Traversant le Jura en long en large et en travers, et notamment le "pays horloger", l'envie d'en finir avec l'électronique pour renouer avec la mécanique croit d'année en année. Au diable les centièmes de seconde et les pulsations cardiaques, mais, réputé autrefois pour son industrie horlogère, triste est de constater que celle-ci a pratiquement quitté la région n'y laissant que souvenirs et musées.
Il n'y a somme toute pas si longtemps, à la précision s'ajoutait l'ingéniosité Jurassienne :
Celle de pouvoir se transporter sur, et grâce à son outil de travail,
en y attelant un complément utile et apprécié.
Bien mince est la consolation d'assister aujourd'hui au va-et-vient quotidien des ouvriers français de mécanique de précision vers la Suisse voisine.
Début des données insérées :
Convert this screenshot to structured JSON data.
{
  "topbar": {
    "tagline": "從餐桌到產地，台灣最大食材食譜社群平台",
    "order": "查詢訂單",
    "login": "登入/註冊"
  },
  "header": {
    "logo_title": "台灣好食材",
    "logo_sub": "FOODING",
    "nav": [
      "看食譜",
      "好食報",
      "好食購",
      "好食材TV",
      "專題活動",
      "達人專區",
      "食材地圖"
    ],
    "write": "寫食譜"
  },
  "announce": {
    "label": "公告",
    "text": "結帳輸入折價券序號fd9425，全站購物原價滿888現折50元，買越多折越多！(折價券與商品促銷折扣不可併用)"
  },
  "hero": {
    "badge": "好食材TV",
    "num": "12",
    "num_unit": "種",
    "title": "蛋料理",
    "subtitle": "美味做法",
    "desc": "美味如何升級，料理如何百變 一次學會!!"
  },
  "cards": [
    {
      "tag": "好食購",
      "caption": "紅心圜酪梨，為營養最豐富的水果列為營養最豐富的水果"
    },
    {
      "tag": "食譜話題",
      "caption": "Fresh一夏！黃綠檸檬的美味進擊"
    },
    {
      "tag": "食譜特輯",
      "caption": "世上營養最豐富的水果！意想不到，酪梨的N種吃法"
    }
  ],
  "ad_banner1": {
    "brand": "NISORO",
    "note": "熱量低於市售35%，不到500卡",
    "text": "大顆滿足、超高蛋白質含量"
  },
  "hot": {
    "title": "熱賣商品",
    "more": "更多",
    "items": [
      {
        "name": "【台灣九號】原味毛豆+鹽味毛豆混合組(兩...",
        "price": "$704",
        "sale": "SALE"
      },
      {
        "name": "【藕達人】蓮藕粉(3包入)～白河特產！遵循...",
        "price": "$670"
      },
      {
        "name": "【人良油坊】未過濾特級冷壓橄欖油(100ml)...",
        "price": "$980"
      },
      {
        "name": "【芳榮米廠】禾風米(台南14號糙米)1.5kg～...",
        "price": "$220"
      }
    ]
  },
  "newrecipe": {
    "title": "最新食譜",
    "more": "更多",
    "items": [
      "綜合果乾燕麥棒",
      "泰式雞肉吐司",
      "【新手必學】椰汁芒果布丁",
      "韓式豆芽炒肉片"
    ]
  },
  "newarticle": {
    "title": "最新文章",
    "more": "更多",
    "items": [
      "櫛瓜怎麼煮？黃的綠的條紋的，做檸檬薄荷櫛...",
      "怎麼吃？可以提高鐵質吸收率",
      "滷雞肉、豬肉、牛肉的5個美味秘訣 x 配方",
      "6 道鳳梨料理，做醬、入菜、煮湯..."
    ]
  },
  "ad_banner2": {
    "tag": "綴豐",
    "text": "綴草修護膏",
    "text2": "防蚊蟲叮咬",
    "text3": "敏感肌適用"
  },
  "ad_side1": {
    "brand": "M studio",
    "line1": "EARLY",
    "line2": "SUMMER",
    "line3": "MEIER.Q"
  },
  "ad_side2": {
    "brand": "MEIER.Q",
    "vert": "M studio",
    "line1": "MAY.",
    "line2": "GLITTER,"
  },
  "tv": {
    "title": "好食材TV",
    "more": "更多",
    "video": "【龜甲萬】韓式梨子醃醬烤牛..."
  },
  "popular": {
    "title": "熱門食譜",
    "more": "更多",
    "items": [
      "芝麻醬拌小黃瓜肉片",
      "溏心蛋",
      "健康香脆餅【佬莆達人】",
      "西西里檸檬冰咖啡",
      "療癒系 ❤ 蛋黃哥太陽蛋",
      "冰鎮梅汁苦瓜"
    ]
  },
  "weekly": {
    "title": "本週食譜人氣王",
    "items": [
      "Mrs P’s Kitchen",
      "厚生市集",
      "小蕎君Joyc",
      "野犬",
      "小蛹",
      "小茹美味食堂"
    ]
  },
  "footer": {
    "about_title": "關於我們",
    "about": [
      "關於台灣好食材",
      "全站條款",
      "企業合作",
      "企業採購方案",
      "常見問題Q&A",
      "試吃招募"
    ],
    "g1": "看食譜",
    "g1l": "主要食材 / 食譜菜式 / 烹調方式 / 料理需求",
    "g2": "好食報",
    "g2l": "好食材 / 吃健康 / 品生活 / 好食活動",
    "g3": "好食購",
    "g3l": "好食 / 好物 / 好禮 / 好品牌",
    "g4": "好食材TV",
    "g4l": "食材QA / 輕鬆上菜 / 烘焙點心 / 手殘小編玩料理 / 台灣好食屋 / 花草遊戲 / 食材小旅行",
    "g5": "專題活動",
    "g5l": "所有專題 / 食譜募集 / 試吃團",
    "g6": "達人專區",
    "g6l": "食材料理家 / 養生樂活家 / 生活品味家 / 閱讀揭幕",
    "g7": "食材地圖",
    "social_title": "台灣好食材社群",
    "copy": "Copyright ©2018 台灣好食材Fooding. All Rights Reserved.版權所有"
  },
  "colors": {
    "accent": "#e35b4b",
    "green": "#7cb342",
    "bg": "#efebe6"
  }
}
Mais, ne soyons pas trop triste et chauvin, le Jura est encore réputé pour ses fromages, autant que l'est la Suisse pour ses banques, son chocolat et son horlogerie.
A SAINT-POINT-LAC au bord du Doubs, la fromagerie fait travailler vaches montbéliardes, vastes prairies de moyenne montagne, fromagers et éleveurs issus d'écoles toutes proches. L'endroit est frais, parfumé aux senteurs d'une enfance où j'allais libre comme un chat, de cachette en cabane, à la pêche aux têtards, à la chasse aux trésors.
Juin 2011 nous offre l'occasion d'un court séjour au bord du Lac, grâce à l'un des derniers "ponts" encore accordé par un employeur suspicieux... moyennant rattrapage anticipé. Le camping est à chacun de nos passages comme l'une de nos résidences secondaires, peu coûteuse, suffisamment confortable : plaisir d'un "repaysement" parmi d'autres. Aujourd'hui je vais de route en chemin, à bicyclette ou vélo tout terrain, sur les traces d'anciennes balades à la découverte de nouveaux panoramas. Port Titi, Mouthe à la source du Doubs, Château de Joux verrou de la cluse de Pontarlier et cellule de Toussaint Louverture, Mont d'Or, Fort Saint Antoine, Mont Noir et Risoux... exhalent à pleine forêt des bouffées de souvenirs d'aventures enfantines.
Ce 3 juin, ma pédalée déterminée se rapproche de la frontière et joue plusieurs fois avec l'altitude des 1000 m au delà de la vallée des ETRACHES, des ALLIES et des GRAS, après PONTARLIER en direction de la Suisse.
Je suis parti à la fraîche pour ce rendez-vous. Les brumes matinales sont parfois transpercées de soleil, mais seule la côte réchauffe un peu, très temporairement. A peine réchauffé, altitude, vent, passages nuageux ou descente, intiment l'ordre de ressortir le vêtement de la sacoche.
Extrait de carte en lambeaux (pliée, dépliée, repliée, arrosée...) - secteur où l'on prendra le temps, sous les aiguilles d'une montre d'ici, de déguster la saucisse de Morteau, le Comté, les caramels et chocolats Klaus, de siroter l'Absynthe, le Pontanis ou la liqueur de bourgeons de sapin, les sirops ou la limonade Rième...
Peu après le Nid du Fol et la chapelle des Cermoniers, c'est un panneau inquiétant qui accueille le promeneur grelottant en Suisse : "Vallée de la Brévine - Sibérie de la Suisse".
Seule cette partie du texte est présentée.